Inspirée de ce téléthéâtre cosmique, Autour du Rose Enfer des Animaux (AREA) est une création installative et interactive qui invite le spectateur à prendre part à un banquet technologique surréaliste : robotique, video mapping, caméra live et câbles motorisés se déploient au service d’une expérience déjantée qui joue avec les perceptions.

Avec l’usage des technologies numériques, il est maintenant imaginable de représenter en spectacle ces séquences où, par exemple, « Ernest […] sort un squelette de la muraille lequel devient un corps gelé – puis un monsieur souriant qui tend sa carte d’invitation. » Il nous semble que l’expérience mériterait d’être vécue pleinement comme une sorte d’installation performative où les huit spectateurs masqués assis à la table jouent le rôle de chacun des protagonistes-animaux invités au repas (chamelle, zébu, moufette…). Quant à l’hôte (Domitien, un gorille), son rôle est tenu par une marionnette robotisée qui tourne la tête vers les personnages à qui il s’adresse (une caméra miniature se trouve dans un œil et un projecteur dans l’autre).

TRIPLE EXPÉRIENCE DU SPECTATEUR

Dans AREA, chaque public prend part à une expérience spectatorielle différente et le dispositif le dialogue et les interactions entre ces expériences. À noter que la description suivante du projet concerne non pas le projet en l’état actuel, mais notre vision de la version finale du spectacle, qui reste à développer.
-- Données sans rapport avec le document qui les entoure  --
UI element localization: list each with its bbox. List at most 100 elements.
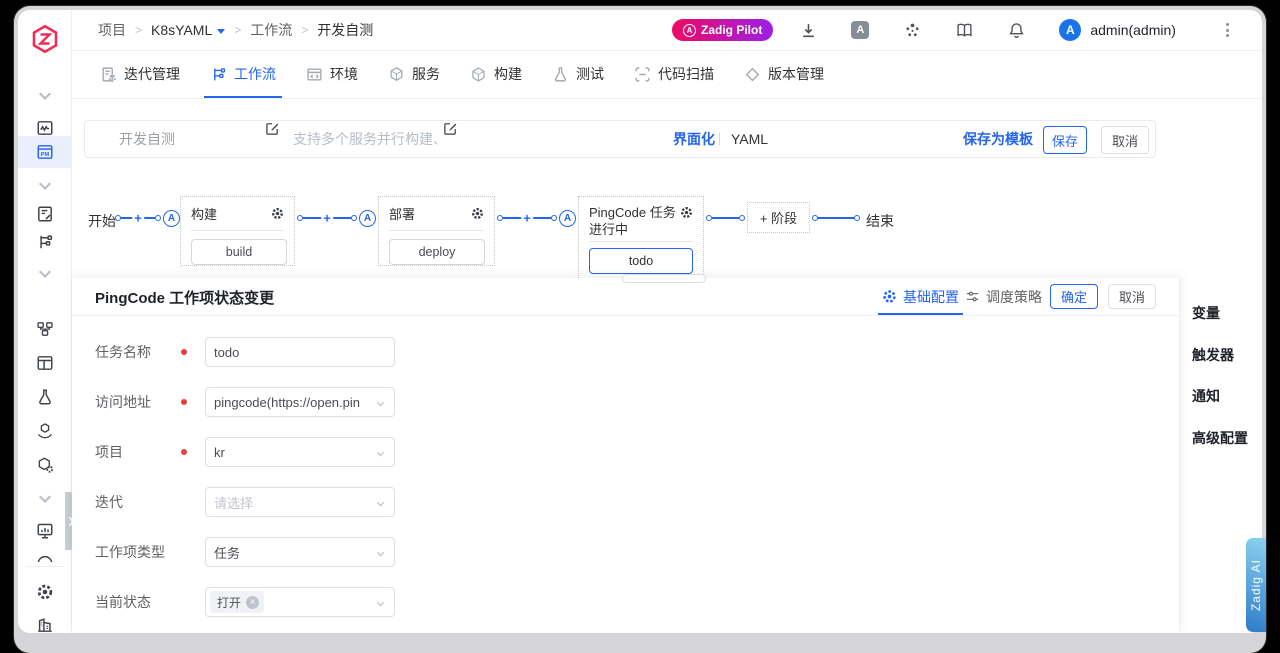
task-name-input[interactable] — [214, 345, 386, 360]
left-sidebar: PM — [18, 10, 72, 633]
workitem-type-select[interactable]: 任务 — [205, 537, 395, 567]
sidebar-environments-icon[interactable] — [35, 353, 55, 373]
insert-stage-plus-button[interactable]: + — [321, 213, 333, 224]
zadig-pilot-button[interactable]: A Zadig Pilot — [672, 19, 773, 41]
approval-badge[interactable]: A — [163, 210, 180, 227]
connector — [812, 210, 860, 226]
tab-workflows[interactable]: 工作流 — [210, 50, 276, 98]
required-dot — [181, 399, 187, 405]
translate-icon[interactable]: A — [851, 21, 869, 39]
rail-notifications[interactable]: 通知 — [1192, 386, 1220, 406]
rail-advanced-config[interactable]: 高级配置 — [1192, 428, 1248, 448]
apps-cluster-icon[interactable] — [903, 21, 921, 39]
stage-title: 部署 — [389, 204, 415, 223]
edit-description-icon[interactable] — [443, 121, 458, 136]
sidebar-project-management-icon[interactable]: PM — [35, 142, 55, 162]
approval-badge[interactable]: A — [559, 210, 576, 227]
zadig-logo-icon[interactable] — [30, 24, 60, 54]
stage-settings-gear-icon[interactable] — [271, 207, 284, 220]
sidebar-group-chevron-icon[interactable] — [35, 489, 55, 509]
stage-deploy[interactable]: 部署 deploy — [378, 196, 495, 266]
connector: + A — [297, 210, 376, 226]
stage-pingcode[interactable]: PingCode 任务进行中 todo — [578, 196, 704, 282]
notifications-bell-icon[interactable] — [1007, 21, 1025, 39]
sidebar-settings-gear-icon[interactable] — [35, 582, 55, 602]
user-name[interactable]: admin(admin) — [1090, 22, 1176, 38]
connector-dot — [155, 215, 161, 221]
panel-tab-schedule-policy[interactable]: 调度策略 — [965, 278, 1042, 315]
panel-confirm-button[interactable]: 确定 — [1050, 284, 1098, 309]
sidebar-artifacts-icon[interactable] — [35, 455, 55, 475]
sidebar-workflow-icon[interactable] — [35, 232, 55, 252]
sidebar-release-plan-icon[interactable] — [35, 204, 55, 224]
view-toggle-yaml[interactable]: YAML — [731, 121, 768, 157]
approval-badge[interactable]: A — [359, 210, 376, 227]
tab-version-management[interactable]: 版本管理 — [744, 50, 824, 98]
cancel-button[interactable]: 取消 — [1101, 126, 1149, 154]
sidebar-delivery-icon[interactable] — [35, 421, 55, 441]
sidebar-pipelines-icon[interactable] — [35, 319, 55, 339]
chevron-down-icon — [375, 447, 386, 458]
sidebar-organization-icon[interactable] — [35, 615, 55, 633]
rail-variables[interactable]: 变量 — [1192, 303, 1220, 323]
tab-environments[interactable]: 环境 — [306, 50, 358, 98]
project-select[interactable]: kr — [205, 437, 395, 467]
stage-settings-gear-icon[interactable] — [680, 206, 693, 219]
job-config-panel: PingCode 工作项状态变更 基础配置 调度策略 确定 取消 任务名称 访问… — [72, 278, 1180, 633]
endpoint-select[interactable]: pingcode(https://open.pin — [205, 387, 395, 417]
more-menu-kebab-icon[interactable] — [1226, 23, 1229, 37]
tab-code-scan[interactable]: 代码扫描 — [634, 50, 714, 98]
tabbar-divider — [72, 98, 1262, 99]
breadcrumb-workflows[interactable]: 工作流 — [250, 20, 292, 40]
user-avatar[interactable]: A — [1059, 19, 1081, 41]
connector: + A — [497, 210, 576, 226]
workflow-editor-toolbar: 开发自测 支持多个服务并行构建、| 界面化 YAML 保存为模板 保存 取消 — [84, 120, 1156, 158]
breadcrumb-projects[interactable]: 项目 — [98, 20, 126, 40]
connector-line: + — [303, 217, 351, 219]
add-stage-button[interactable]: + 阶段 — [747, 202, 810, 233]
sidebar-group-chevron-icon[interactable] — [35, 264, 55, 284]
current-status-select[interactable]: 打开 × — [205, 587, 395, 617]
insert-stage-plus-button[interactable]: + — [132, 213, 144, 224]
stage-build[interactable]: 构建 build — [180, 196, 295, 266]
tab-tests[interactable]: 测试 — [552, 50, 604, 98]
rail-triggers[interactable]: 触发器 — [1192, 345, 1234, 365]
connector-dot — [854, 215, 860, 221]
panel-cancel-button[interactable]: 取消 — [1108, 284, 1156, 309]
save-as-template-link[interactable]: 保存为模板 — [963, 121, 1033, 157]
breadcrumb-project-name[interactable]: K8sYAML — [151, 22, 225, 38]
start-node-label: 开始 — [88, 211, 116, 231]
tab-services[interactable]: 服务 — [388, 50, 440, 98]
job-build-button[interactable]: build — [191, 239, 287, 265]
form-row-workitem-type: 工作项类型 任务 — [95, 537, 515, 567]
view-toggle-ui[interactable]: 界面化 — [673, 121, 715, 157]
job-todo-button[interactable]: todo — [589, 248, 693, 274]
form-row-project: 项目 kr — [95, 437, 515, 467]
project-tabbar: 迭代管理 工作流 环境 服务 构建 测试 代码扫描 版本管理 — [100, 50, 824, 98]
sidebar-clipped-icon[interactable] — [35, 551, 55, 562]
sidebar-testing-icon[interactable] — [35, 387, 55, 407]
panel-tab-basic-config[interactable]: 基础配置 — [882, 278, 959, 315]
insert-stage-plus-button[interactable]: + — [521, 213, 533, 224]
workflow-name: 开发自测 — [119, 121, 175, 157]
sidebar-dashboard-icon[interactable] — [35, 118, 55, 138]
status-tag: 打开 × — [210, 591, 264, 613]
stage-settings-gear-icon[interactable] — [471, 207, 484, 220]
docs-book-icon[interactable] — [955, 21, 973, 39]
tag-remove-icon[interactable]: × — [246, 596, 259, 609]
sidebar-data-insight-icon[interactable] — [35, 521, 55, 541]
edit-name-icon[interactable] — [265, 121, 280, 136]
download-icon[interactable] — [799, 21, 817, 39]
zadig-ai-tab[interactable]: Zadig AI — [1246, 538, 1266, 632]
sprint-select[interactable]: 请选择 — [205, 487, 395, 517]
save-button[interactable]: 保存 — [1043, 126, 1087, 154]
tab-builds[interactable]: 构建 — [470, 50, 522, 98]
canvas-horizontal-scrollbar[interactable] — [622, 274, 706, 283]
form-row-sprint: 迭代 请选择 — [95, 487, 515, 517]
connector-line: + — [503, 217, 551, 219]
sidebar-group-chevron-icon[interactable] — [35, 176, 55, 196]
sidebar-group-chevron-icon[interactable] — [35, 86, 55, 106]
tab-iteration-management[interactable]: 迭代管理 — [100, 50, 180, 98]
breadcrumb-dropdown-caret-icon[interactable] — [217, 29, 225, 34]
job-deploy-button[interactable]: deploy — [389, 239, 485, 265]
  1. L’expérience du public assis à la table 

Huit spectateurs volontaires choisis aléatoirement s’installent autour de la table pour devenir les convives du repas. Le texte de ces personnages est rendu en direct par un seul performeur qui modifie électroniquement sa voix pour chacun et l’assigne à son haut-parleur associé. Le performeur-voix module ses intonations en fonction de l’attitude corporelle de chacun (ex.: enjoué, ennuyé). Ces spectateurs peuvent apprécier les moindres détails de l’installation, dont certains ne s’adressent qu’à eux seuls, par exemple : projections ciblées, petits objets révélés par les plateaux du castelet électronique qui s’élèvent dans un axe vertical (une dizaine sur la table), écrans placés sous les assiettes transmettant le repas et des consignes libres les engageant dans des situations cocasses. De plus, ces spectateurs peuvent observer 4 écrans au centre de la table diffusant le regard de Domitien et parfois le montage réalisé en direct pour l’expérience en ligne.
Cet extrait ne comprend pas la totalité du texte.